И все же меня чуть подташнивает, и я решаю пацана поскорее проведать. Может, завтра с утра к нему заскочу.
Вулвергемптон, 1963
Спайк хохотнул и поднял кружку берегового горького на уровень подбородка.
— Ну, Боб, твое здоровье, — когда он лыбился, глаза по обе стороны вдавленной переносицы суживались в слитную горизонтальную щелочку, похожую на второй рот, — и шоб все у тебя было в ажуре!
Весело прищурившись, Боб глотнул пива, оглядел трудяг за столиком. Отличные они ребята, даже Спайк. Спайк, в общем, не такой уж дундук. Ему нравится сидеть в дерьме, и осуждать его за это глупо. Предел Спайковых мечтаний — жить себе поживать и дальше на Шотландцах, транжирить солидный оклад на выпивку и лошадей, которые заведомо не придут первыми. С тех пор как Боб переехал в район коттеджной застройки «У брода», они отдалились друг от друга не только территориально — человечески. Спайк тогда сказал: «Фиг ли ты прешься к черту на рога, да еще за такие бабки, а нам тут скоро квартплату скостят. Во загуляем!»
Загул, по его понятиям, как раз в этом и состоял: нажраться берегового. «Северный берег Молино» по субботам после получки и ставок. Потолок Спайка, выше ему не прыгнуть. Боб тоже рабочий и не стыдится этого, но он рабочий квалифицированный, с будущим. Он обеспечит своим детям пристойную жизнь. Детям. Первый уже на подходе. От этой мысли голова закружилась сильней, чем от стопки рома, опрокинутой прицепом к пиву.
— Ща по второй. Боб, — припечатал Спайк.
— Мне вообще то хорош. В роддом надо подскочить. Врачи говорят, в любой момент.
— Ни хрена подобного! Первый всегда годит, кого хошь спроси! — рявкнул Спайк, а Тони с Клемом в знак согласия забарабанили пустыми кружками по столешнице. Но Боб все таки ушел. Он не сомневался, что оставшиеся примутся честить его, и догадывался, какими словами: он де стал слаб в коленках, такой навар испортил. Пусть честят. Ему надо повидать Мэри, и точка.
Шел дождь: мерная тоскливая морось. Хотя не было еще и четырех, уже смеркалось по зимнему, и Боб поднял воротник, спасаясь от пронизывающего ветра. Показался автобус «Мидленд ред», проехал мимо Бобовой протянутой руки, зафитилил в горку. В салоне были свободные места. Боб стоял прямо на остановке, но автобус не притормозил. От такого тупого хамства Боб и растерялся, и разозлился. «Эй ты, говенный „Мидленд ред“!» — крикнул он вдогонку вертлявой, бесстыжей автобусной корме. И потащился на своих.

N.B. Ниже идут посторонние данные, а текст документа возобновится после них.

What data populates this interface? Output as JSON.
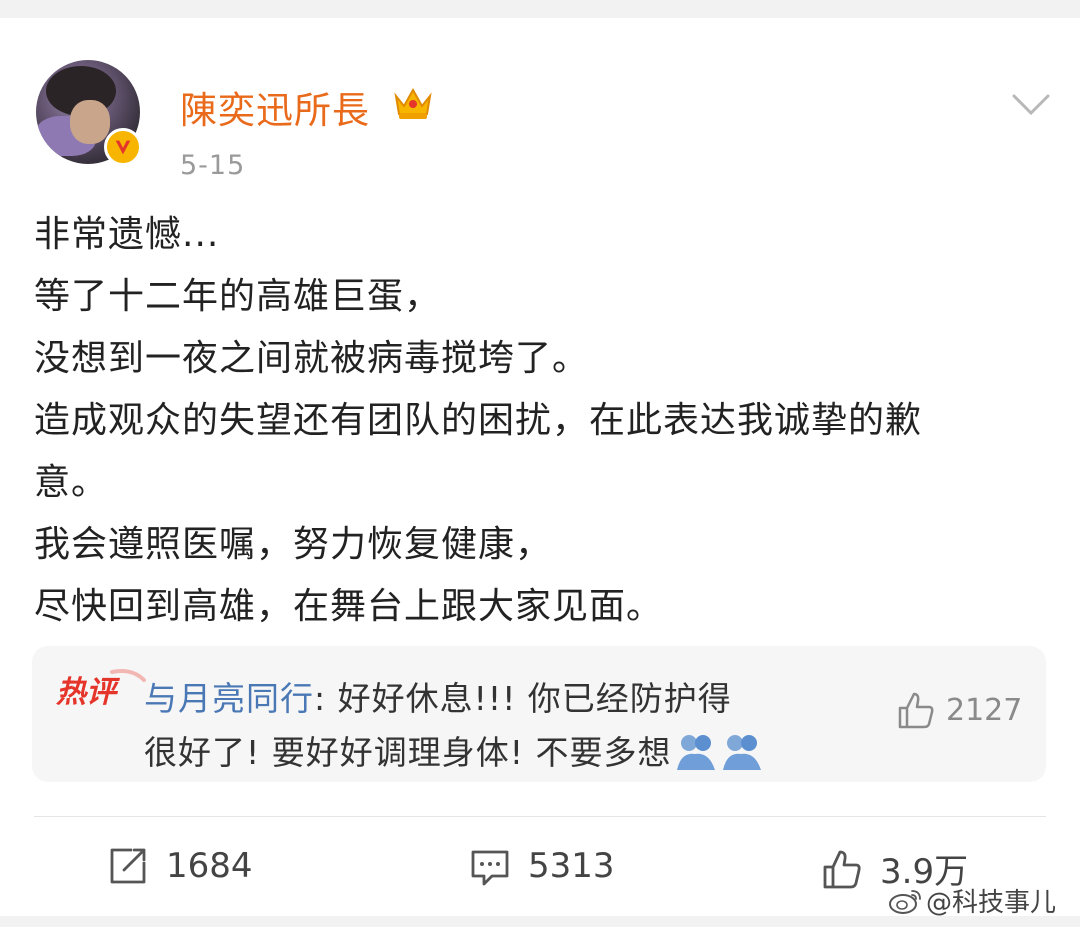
{
  "header": {
    "username": "陳奕迅所長",
    "date": "5-15"
  },
  "post": {
    "lines": [
      "非常遗憾...",
      "等了十二年的高雄巨蛋，",
      "没想到一夜之间就被病毒搅垮了。",
      "造成观众的失望还有团队的困扰，在此表达我诚挚的歉",
      "意。",
      "我会遵照医嘱，努力恢复健康，",
      "尽快回到高雄，在舞台上跟大家见面。"
    ]
  },
  "hot_comment": {
    "badge": "热评",
    "user": "与月亮同行",
    "separator": ": ",
    "text_line1": "好好休息!!! 你已经防护得",
    "text_line2": "很好了! 要好好调理身体! 不要多想",
    "likes": "2127"
  },
  "actions": {
    "repost_count": "1684",
    "comment_count": "5313",
    "like_count": "3.9万"
  },
  "watermark": {
    "text": "@科技事儿"
  },
  "colors": {
    "username": "#e86a1a",
    "link": "#4a78b5",
    "badge_red": "#e5352b"
  }
}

Едва очутившись в роддоме. Боб смекнул: что то неладно. Всего лишь сполох в глазах, мимолетное предвестие беды. «Каждый будущий отец такое чувствует», — подумал он. И ощутил это снова. Что то не так. Но что может быть не так? На дворе двадцатое столетие. Нынче все у нас так. Мы ведь в Великобритании живем. Боба точно под дых ударили, когда он увидел Мэри под простыней, слабо завывающую, наколотую транквилизаторами. Выглядела она чудовищно.
— Боб, — простонала она.
— Мэри… что творится то… ты уже что, того… прошло нормально, нет… где ребенок?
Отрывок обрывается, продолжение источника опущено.